Exponential Growth of Cloud Resources
Cloud computing has certainly become a powerful industry. Once, it was only enterprise businesses that could afford cloud services. Now, there is a downward trend in pricing, which makes it more affordable for any sized business. Moreover, cloud use is rising rapidly. Here are some statistics from the past few years:
- Infrastructure-as-a-Service (IaaS) expanded by 45 percent between 2012 and 2013.
- Platform-as-a-Service (PaaS)achieved $1B in revenue for 2013.
- 63 percent of companies use Software-as-a-Service (SaaS).
- SaaS is expected to grow over $30B by 2016.
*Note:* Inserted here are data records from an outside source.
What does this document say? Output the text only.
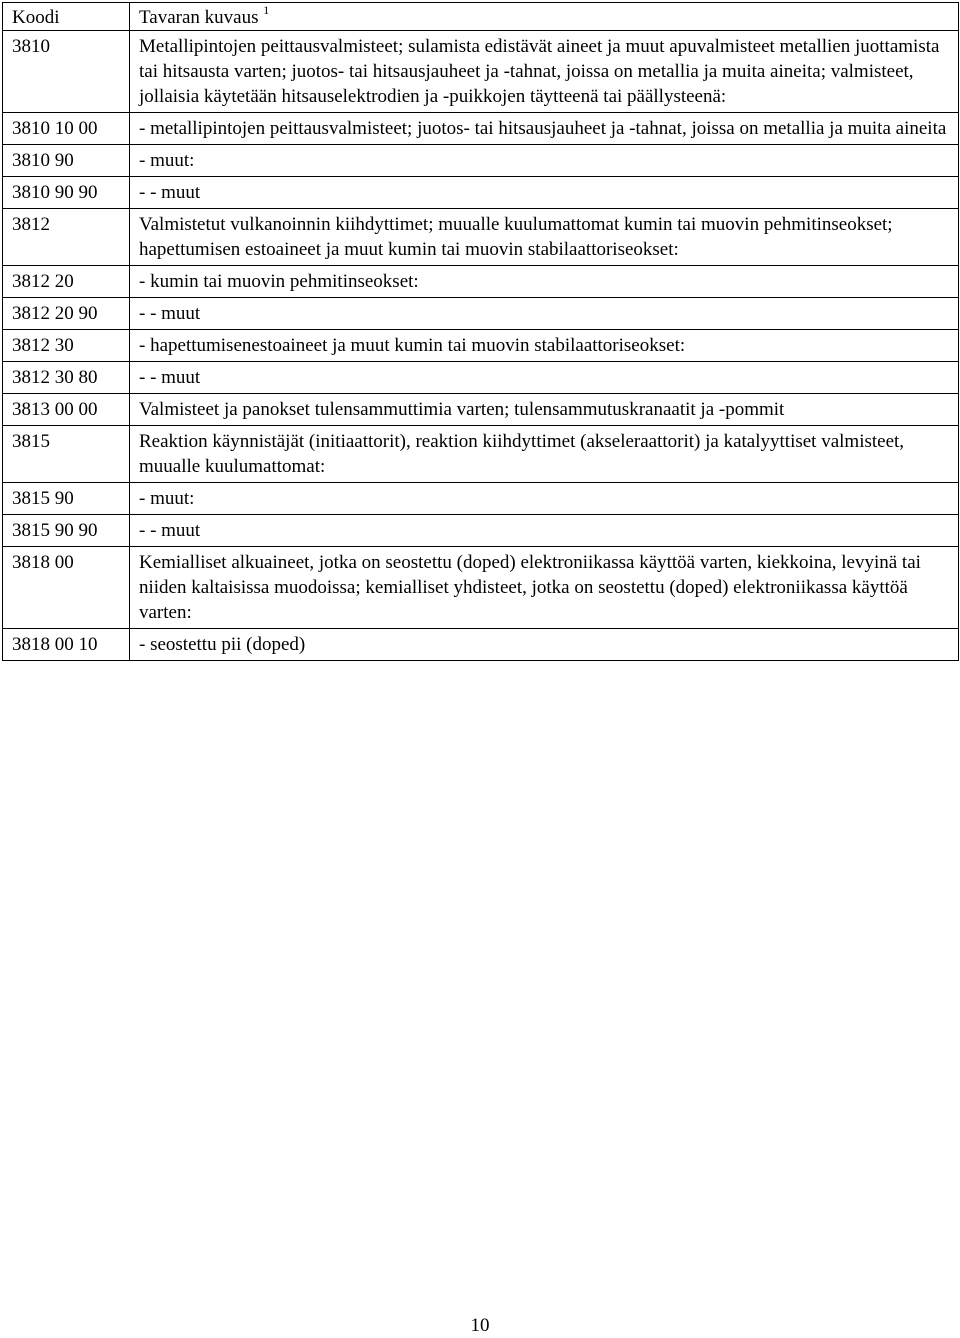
Koodi	Tavaran kuvaus $^1$
3810	Metallipintojen peittausvalmisteet; sulamista edistävät aineet ja muut apuvalmisteet metallien juottamista tai hitsausta varten; juotos- tai hitsausjauheet ja -tahnat, joissa on metallia ja muita aineita; valmisteet, jollaisia käytetään hitsauselektrodien ja -puikkojen täytteenä tai päällysteenä:
3810 10 00	- metallipintojen peittausvalmisteet; juotos- tai hitsausjauheet ja -tahnat, joissa on metallia ja muita aineita
3810 90	- muut:
3810 90 90	- - muut
3812	Valmistetut vulkanoinnin kiihdyttimet; muualle kuulumattomat kumin tai muovin pehmitinseokset; hapettumisen estoaineet ja muut kumin tai muovin stabilaattoriseokset:
3812 20	- kumin tai muovin pehmitinseokset:
3812 20 90	- - muut
3812 30	- hapettumisenestoaineet ja muut kumin tai muovin stabilaattoriseokset:
3812 30 80	- - muut
3813 00 00	Valmisteet ja panokset tulensammuttimia varten; tulensammutuskranaatit ja -pommit
3815	Reaktion käynnistäjät (initiaattorit), reaktion kiihdyttimet (akseleraattorit) ja katalyyttiset valmisteet, muualle kuulumattomat:
3815 90	- muut:
3815 90 90	- - muut
3818 00	Kemialliset alkuaineet, jotka on seostettu (doped) elektroniikassa käyttöä varten, kiekkoina, levyinä tai niiden kaltaisissa muodoissa; kemialliset yhdisteet, jotka on seostettu (doped) elektroniikassa käyttöä varten:
3818 00 10	- seostettu pii (doped)
10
Does It Need to be Cloud or Nothing?
With the past decade leading up to the cloud and hyper-virtualization, the theme seems to be that you need to use everything in the cloud or else. While this can be true in many instances, there may be situations where you might like a little more control. Many current IT departments use the same technologies that cloud vendors use. Also, local control gives you more convenient access to auditing, customization, service and performance levels. If something goes wrong, you can more quickly mobilize your staff than you might be able to with an outside vendor. This is something to consider before moving your entire IT department to the cloud.
Understanding the varying cloud offerings, and how to use them is critical to the modern IT worker. Courses are available for continuing education, and many of them are online including classes available through:
- edX & UC BerkeleyX
- MIT OpenCourseWare (OCW)
- Google Developer Academy
Email applications, security, analytics and storage can all be offered through the cloud. How you leverage all of these options will be the key to your success. Considering the pros and cons, what new cloud platforms do you plan to use in 2014?